President Joe Biden travels to Europe on Wednesday on his first foreign trip as commander in chief. In an op-ed in The Washington Post, Mr Biden vowed to renew alliances in the wake of the isolationist foreign policy of the Trump era.
‘This trip is about realizing America’s renewed commitment to our allies and partners,” Mr Biden wrote.
“Whether it is ending the Covid-19 pandemic everywhere, meeting the demands of an accelerating climate crisis, or confronting the harmful activities of the governments of China and Russia, the United States must lead the world from a position of strength,” he added.
Boasting about the achievements of his administration in the battle against Covid-19 and the efforts to revitalise the economy, Mr Biden argued that “as America’s economic recovery helps to propel the global economy, we will be stronger and more capable when we are flanked by nations that share our values and our vision for the future — by other democracies”.
Before participating in the G7 summit, Mr Biden will meet UK Prime Minister Boris Johnson “to affirm the special relationship between our nations”.
The president said the top priorities for the G7 countries will be to end the pandemic, ensure health security “for all nations and driving a robust, inclusive global economic recovery”.
Mr Biden mentioned the G7 agreement on a 15 per cent corporate tax rate, a lower floor that the countries cannot go below. The president said this was an “unprecedented commitment to … end the race-to-the-bottom on corporate taxation”.
He wrote that “protecting our people against unforeseen threats” requires the world’s major democracies and economies to invest in infrastructure to provide a “high-standard alternative to China for upgrading physical, digital and health infrastructure that is more resilient and supports global development”.

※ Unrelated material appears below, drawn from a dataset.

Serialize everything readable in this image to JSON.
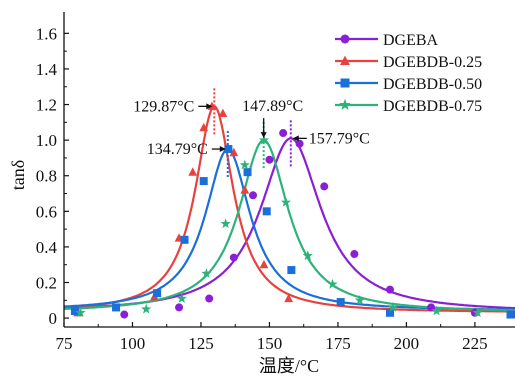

In another dig at the world’s authoritarians, Mr Biden said that “as new technologies reshape our world in fundamental ways, exposing vulnerabilities like ransomware attacks and creating threats such as invasive AI-driven surveillance, the democracies of the world must together ensure that our values govern the use and development of these innovations — not the interests of autocrats”.
The Biden administration released an executive order on Thursday in which the president expanded on a previous order by former President Donald Trump by banning American investment in Chinese companies that have been linked to the military or surveillance technology.

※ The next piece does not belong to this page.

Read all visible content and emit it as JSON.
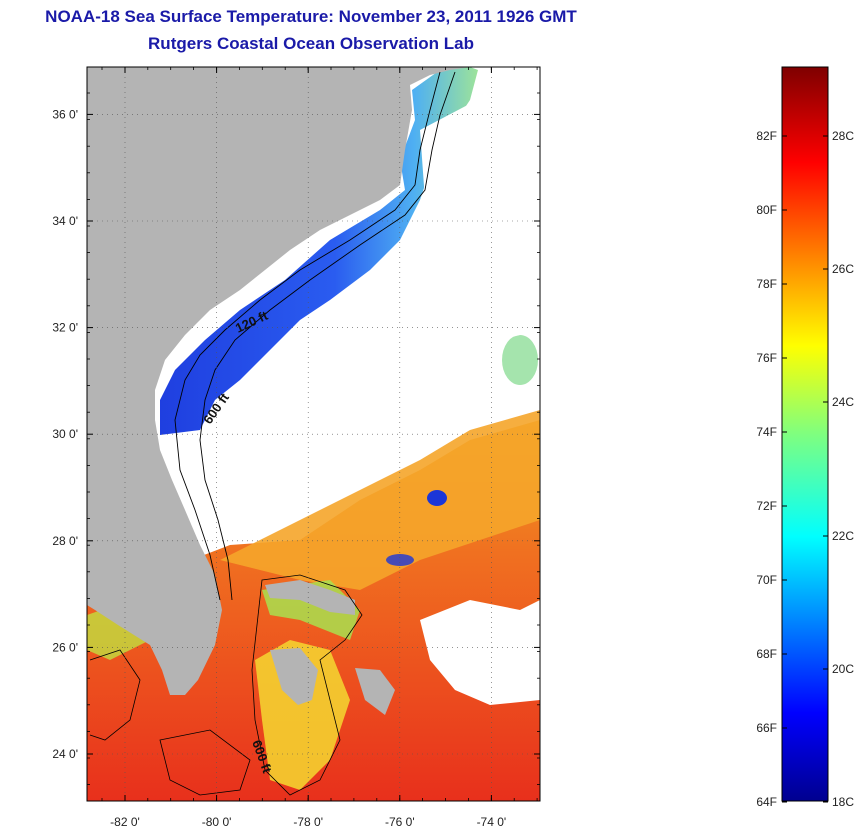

Mr Biden’s trip is designed to reaffirm to the world that the US is back on the global stage. Mr Trump often slammed NATO and often criticised other members for not paying their fair share in defence spending. He also initially declined to affirm Article 5 of NATO’s founding treaty in May 2017, before committing the US to the agreement in June that same year.
Article 5 states: “The Parties agree that an armed attack against one or more of them in Europe or North America shall be considered an attack against them all.”
NATO members remained wary and unsure of Mr Trump’s commitment to the organisation throughout his term. Mr Trump repeatedly discussed leaving NATO with aides during the course of 2018.
In an effort to put any fears on that count to rest, Mr Biden said that during the upcoming NATO summit in Brussels, he “will affirm the United States’ unwavering commitment to Article 5 and to ensuring our alliance is strong in the face of every challenge, including threats like cyberattacks on our critical infrastructure”.
In another jab at China, Mr Biden said he will work with the EU to “focus on ensuring that market democracies, not China or anyone else, write the 21st-century rules around trade and technology”.
“So, when I meet with Vladimir Putin in Geneva, it will be after high-level discussions with friends, partners and allies who see the world through the same lens as the United States, and with whom we have renewed our connections and shared purpose,” Mr Biden added.
The president said he has been clear that the US doesn’t seek conflict in his phone calls with the Russian president, but that the US instead wants a “stable and predictable relationship where we can work with Russia on issues like strategic stability and arms control”.
Mr Biden said his administration has “imposed meaningful consequences for behaviours that violate US sovereignty,” specifically election interference.
In a warning to Moscow, Mr Biden added: “President Putin knows that I will not hesitate to respond to future harmful activities.”